The European Space Agency launched two satellites last week that can create “solar eclipses on demand” in an effort to better understand the sun.
The Dec. 5 launch from India “has the potential to change the nature of future space missions,” the agency said and aims to help scientists advance their study of space weather.
The two satellites on the Proba-3 mission were launched together and separated just under 20 minutes after takeoff. The spacecraft will maintain “a fixed configuration as if they were a single large rigid structure in space, to prove formation flying and rendezvous technologies,” the agency said.
Daniel Seaton, a co-investigator on Proba-3 and a solar physicist at the Southwest Research Institute, told The Washington Post the movements of the satellites must be extremely precise—within a millimeter—for the experiment to work.
“Think about standing at one end of a football field and landing a pass on a penny at the other end; that would be easy compared to what they’re doing here,” Seaton said.
The satellites will align precisely in orbit to create the artificial eclipse, with one spacecraft casting a shadow onto the other from 150 meters away.
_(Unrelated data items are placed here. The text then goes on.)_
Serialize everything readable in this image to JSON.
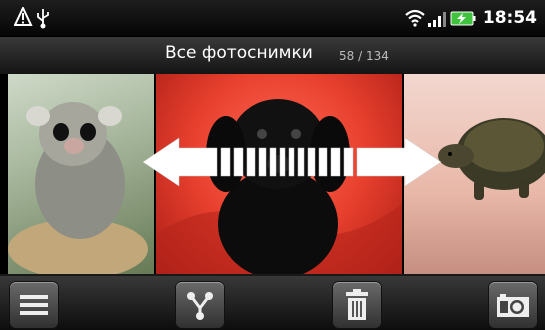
{
  "status_bar": {
    "time": "18:54",
    "icons": [
      "alert-icon",
      "usb-icon",
      "wifi-icon",
      "signal-icon",
      "battery-charging-icon"
    ],
    "battery_color": "#3fc33f"
  },
  "gallery": {
    "title": "Все фотоснимки",
    "counter": "58 / 134",
    "photos": [
      {
        "subject": "marmoset"
      },
      {
        "subject": "black puppy"
      },
      {
        "subject": "turtle"
      }
    ]
  },
  "overlay": {
    "icon": "swipe-left-right-arrows-icon"
  },
  "toolbar": {
    "buttons": [
      {
        "icon": "menu-icon"
      },
      {
        "icon": "share-icon"
      },
      {
        "icon": "trash-icon"
      },
      {
        "icon": "camera-icon"
      }
    ]
  }
}
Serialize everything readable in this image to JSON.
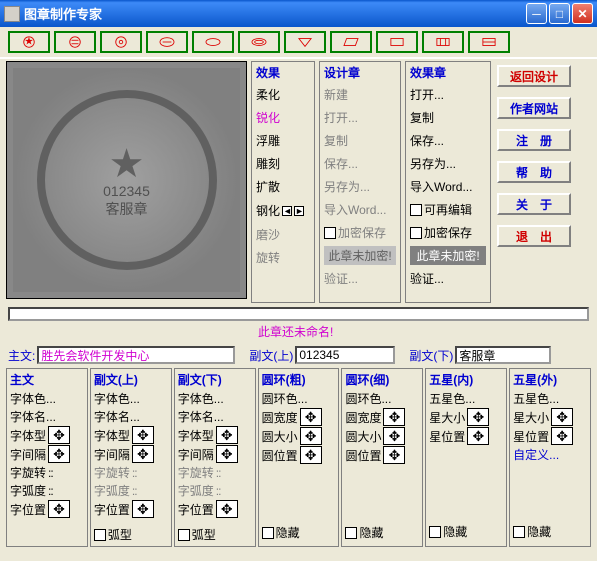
{
  "title": "图章制作专家",
  "effects": {
    "header": "效果",
    "items": [
      "柔化",
      "锐化",
      "浮雕",
      "雕刻",
      "扩散",
      "钢化",
      "磨沙",
      "旋转"
    ]
  },
  "design": {
    "header": "设计章",
    "items": [
      "新建",
      "打开...",
      "复制",
      "保存...",
      "另存为...",
      "导入Word...",
      "加密保存",
      "此章未加密!",
      "验证..."
    ]
  },
  "effectchap": {
    "header": "效果章",
    "items": [
      "打开...",
      "复制",
      "保存...",
      "另存为...",
      "导入Word...",
      "可再编辑",
      "加密保存",
      "此章未加密!",
      "验证..."
    ]
  },
  "sidebuttons": [
    "返回设计",
    "作者网站",
    "注　册",
    "帮　助",
    "关　于",
    "退　出"
  ],
  "untitled": "此章还未命名!",
  "mainfields": {
    "zhuwen_label": "主文:",
    "zhuwen_val": "胜先会软件开发中心",
    "fushang_label": "副文(上)",
    "fushang_val": "012345",
    "fuxia_label": "副文(下)",
    "fuxia_val": "客服章"
  },
  "seal": {
    "num": "012345",
    "bottom": "客服章"
  },
  "panelheads": [
    "主文",
    "副文(上)",
    "副文(下)",
    "圆环(粗)",
    "圆环(细)",
    "五星(内)",
    "五星(外)"
  ],
  "textpanel": {
    "r1": "字体色...",
    "r2": "字体名...",
    "r3": "字体型",
    "r4": "字间隔",
    "r5": "字旋转",
    "r6": "字弧度",
    "r7": "字位置",
    "chk": "弧型"
  },
  "ringpanel": {
    "r1": "圆环色...",
    "r2": "圆宽度",
    "r3": "圆大小",
    "r4": "圆位置",
    "chk": "隐藏"
  },
  "starpanel": {
    "r1": "五星色...",
    "r2": "星大小",
    "r3": "星位置",
    "r4": "自定义...",
    "chk": "隐藏"
  }
}
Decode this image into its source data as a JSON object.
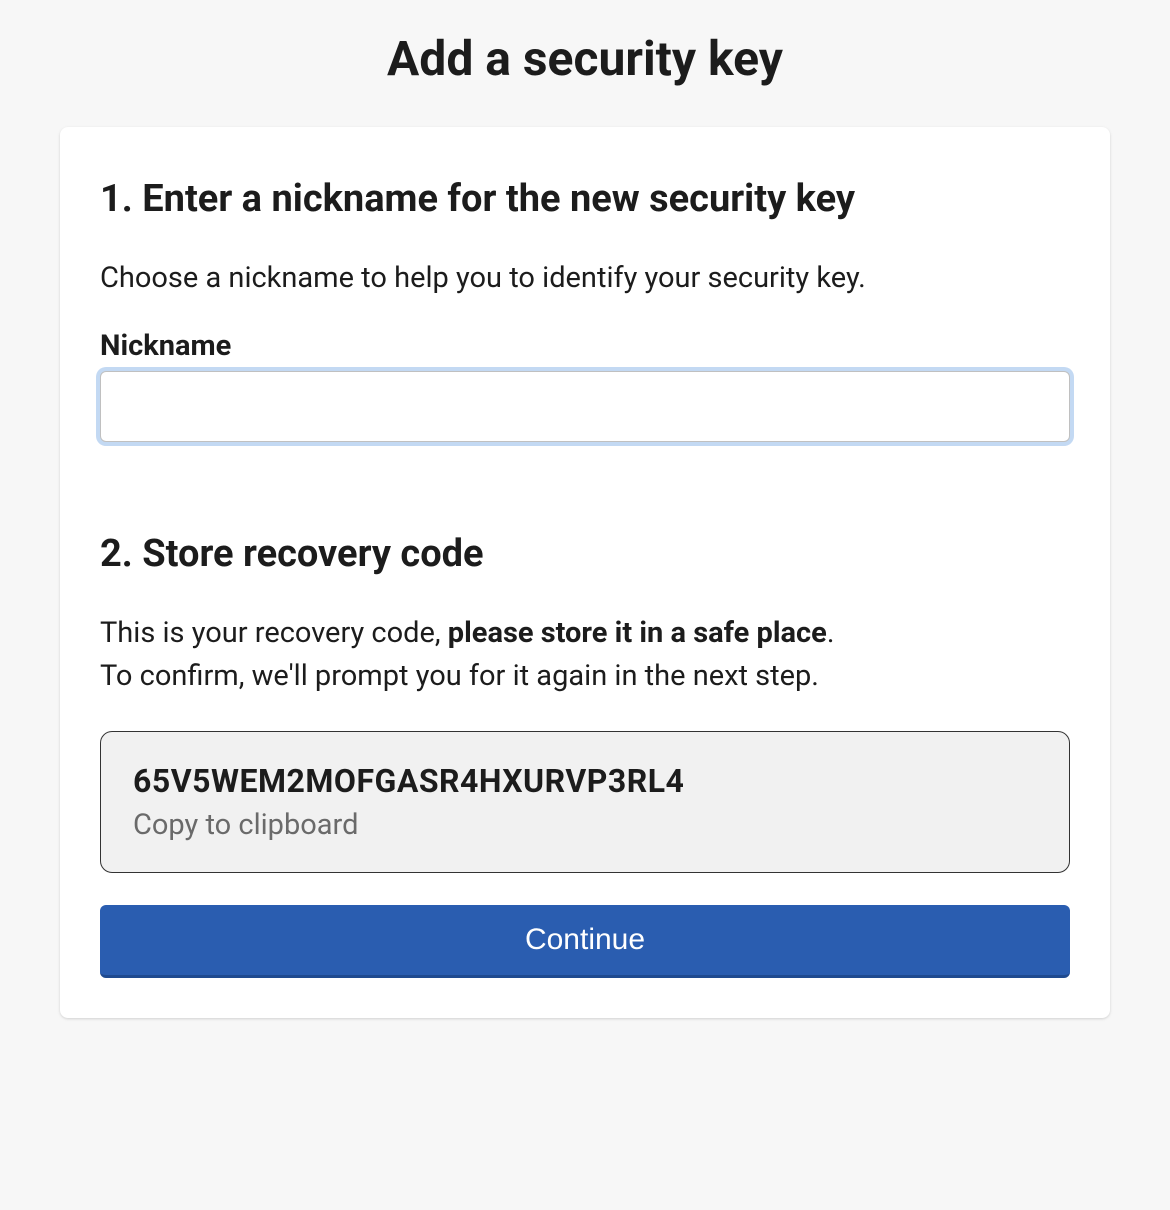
{
  "page": {
    "title": "Add a security key"
  },
  "section1": {
    "heading": "1. Enter a nickname for the new security key",
    "description": "Choose a nickname to help you to identify your security key.",
    "field_label": "Nickname",
    "nickname_value": ""
  },
  "section2": {
    "heading": "2. Store recovery code",
    "description_prefix": "This is your recovery code, ",
    "description_bold": "please store it in a safe place",
    "description_suffix1": ".",
    "description_suffix2": "To confirm, we'll prompt you for it again in the next step.",
    "recovery_code": "65V5WEM2MOFGASR4HXURVP3RL4",
    "copy_hint": "Copy to clipboard"
  },
  "actions": {
    "continue_label": "Continue"
  }
}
“The shade provided by the first spacecraft will cover the fiery face of the Sun so that its faint surrounding ‘coronal’ atmosphere becomes visible,” mimicking an eclipse, the agency said. “The enigmatic corona – much hotter than the Sun itself – is where space weather originates, a topic of widespread scientific and practical interest.”
These on-demand solar eclipses can last up to six hours, enabling scientists to conduct research without flying around the world chasing eclipses to study them.
If successful, the technology could be scaled up to larger satellites that could block out more starlight and help scientists search for planets, according to Seaton.